Evaluation Metrics

However, the original VLM2-Bench only evaluates LVLMs with high-level questions like multi-choice, yes/no, and counting. These questions are too general to closely assess whether the model can truly understand the visual cues and link them properly, so we need more fine-grained inspections on these images to evaluate hallucination.

In the field of hallucination evaluation, there is a very popular paper called POPE, Polling-based Object Probing Evaluation (Li et al., EMNLP 2023), which was proposed to evaluate object-level hallucination of single images. It generates ground-truth objects in the image via an off-the-shelf segmentation network and human annotation, and samples non-existent objects via negative sampling from a pre-defined object pool. After getting ground-truth and non-existent objects, a bunch of yes/no questions are generated based on each object. In this way, we can easily evaluate whether an LVLM truly understands the image content in a relatively easier manner, because we don’t need to come up with complicated semantic parsing algorithms to deal with open-ended responses

Figure 1: The process of constructing the hallucination metric of POPE, targeting the task of single-image object-level hallucination of LVLM.

Inspired by this paper, we propose our metric on the VLM2-Bench dataset. Given an image sequence, we first manually extract the key attributes to distinguish between images, like color, text, and number, and then form yes/no questions following the template. The ground truth answer is annotated by humans.
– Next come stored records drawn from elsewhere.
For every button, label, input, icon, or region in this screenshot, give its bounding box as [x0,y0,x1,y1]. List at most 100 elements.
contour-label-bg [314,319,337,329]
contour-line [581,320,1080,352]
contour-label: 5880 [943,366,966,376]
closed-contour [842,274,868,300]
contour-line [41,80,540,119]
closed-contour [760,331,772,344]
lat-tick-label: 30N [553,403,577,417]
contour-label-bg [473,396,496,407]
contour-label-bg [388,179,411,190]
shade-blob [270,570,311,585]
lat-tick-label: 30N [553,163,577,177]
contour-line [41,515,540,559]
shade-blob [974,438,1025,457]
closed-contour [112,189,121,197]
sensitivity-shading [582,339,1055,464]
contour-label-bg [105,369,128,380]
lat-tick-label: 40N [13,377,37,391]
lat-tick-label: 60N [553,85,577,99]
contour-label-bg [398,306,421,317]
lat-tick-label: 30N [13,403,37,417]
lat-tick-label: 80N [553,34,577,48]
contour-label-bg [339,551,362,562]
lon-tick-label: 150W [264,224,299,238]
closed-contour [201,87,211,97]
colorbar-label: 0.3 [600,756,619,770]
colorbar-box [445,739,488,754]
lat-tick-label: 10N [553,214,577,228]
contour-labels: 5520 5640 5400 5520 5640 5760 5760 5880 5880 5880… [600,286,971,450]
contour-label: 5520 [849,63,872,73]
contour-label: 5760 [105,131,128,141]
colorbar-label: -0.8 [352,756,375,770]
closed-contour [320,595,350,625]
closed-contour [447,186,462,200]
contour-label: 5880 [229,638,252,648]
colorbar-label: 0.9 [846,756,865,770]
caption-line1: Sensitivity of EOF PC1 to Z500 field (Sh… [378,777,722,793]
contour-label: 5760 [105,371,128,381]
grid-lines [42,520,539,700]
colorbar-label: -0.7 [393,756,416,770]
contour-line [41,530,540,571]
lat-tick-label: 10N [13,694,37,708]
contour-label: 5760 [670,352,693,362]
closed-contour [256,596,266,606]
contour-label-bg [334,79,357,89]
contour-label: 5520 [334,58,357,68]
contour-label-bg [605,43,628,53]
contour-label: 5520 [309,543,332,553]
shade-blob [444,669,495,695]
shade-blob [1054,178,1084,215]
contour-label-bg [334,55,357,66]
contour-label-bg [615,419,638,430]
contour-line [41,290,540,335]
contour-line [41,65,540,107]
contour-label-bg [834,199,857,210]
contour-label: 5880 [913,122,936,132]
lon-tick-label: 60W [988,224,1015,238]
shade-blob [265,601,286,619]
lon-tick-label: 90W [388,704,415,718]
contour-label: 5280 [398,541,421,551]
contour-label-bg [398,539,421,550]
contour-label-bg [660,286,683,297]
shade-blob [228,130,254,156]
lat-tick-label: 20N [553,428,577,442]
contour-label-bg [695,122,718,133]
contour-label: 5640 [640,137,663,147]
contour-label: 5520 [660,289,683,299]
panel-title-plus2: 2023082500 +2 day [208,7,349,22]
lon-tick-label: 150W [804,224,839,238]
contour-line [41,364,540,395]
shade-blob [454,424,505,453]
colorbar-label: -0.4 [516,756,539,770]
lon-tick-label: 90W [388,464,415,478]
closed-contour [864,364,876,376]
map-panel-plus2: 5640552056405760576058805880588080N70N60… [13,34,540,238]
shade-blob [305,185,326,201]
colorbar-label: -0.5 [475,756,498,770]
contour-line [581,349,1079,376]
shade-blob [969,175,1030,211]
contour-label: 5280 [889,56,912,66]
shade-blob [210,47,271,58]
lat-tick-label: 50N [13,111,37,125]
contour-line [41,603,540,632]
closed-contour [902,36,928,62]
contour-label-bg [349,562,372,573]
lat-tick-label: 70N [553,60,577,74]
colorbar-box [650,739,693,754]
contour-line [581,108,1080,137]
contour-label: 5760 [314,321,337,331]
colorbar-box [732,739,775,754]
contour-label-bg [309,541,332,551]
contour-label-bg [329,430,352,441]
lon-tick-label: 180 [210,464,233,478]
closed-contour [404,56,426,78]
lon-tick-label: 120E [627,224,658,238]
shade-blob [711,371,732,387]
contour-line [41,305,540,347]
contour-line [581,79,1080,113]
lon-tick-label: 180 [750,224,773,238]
By doing this, each image sequence now has a fine-grained question set Q

Figure 2: Pipeline for constructing fine-grained yes/no questions on VLM^2-Bench.

When evaluating LVLM, we need to calculate a hallucination score for each image sequence, and the overall score of the whole task, like counting or multi-choice, is just the summation over all s. To do this, we first ask the coarse-grained question, like “How many distinct shirts are there in these images?”. If the answer is incorrect, the hallucination score of this image sequence is 0 because it cannot even answer the high-level question correctly. Otherwise, we go through each fine-grained question, answer it one by one, and calculate the overall accuracy as the hallucination score.

Figure 3: Pipeline for calculating the hallucination score of each image sequence.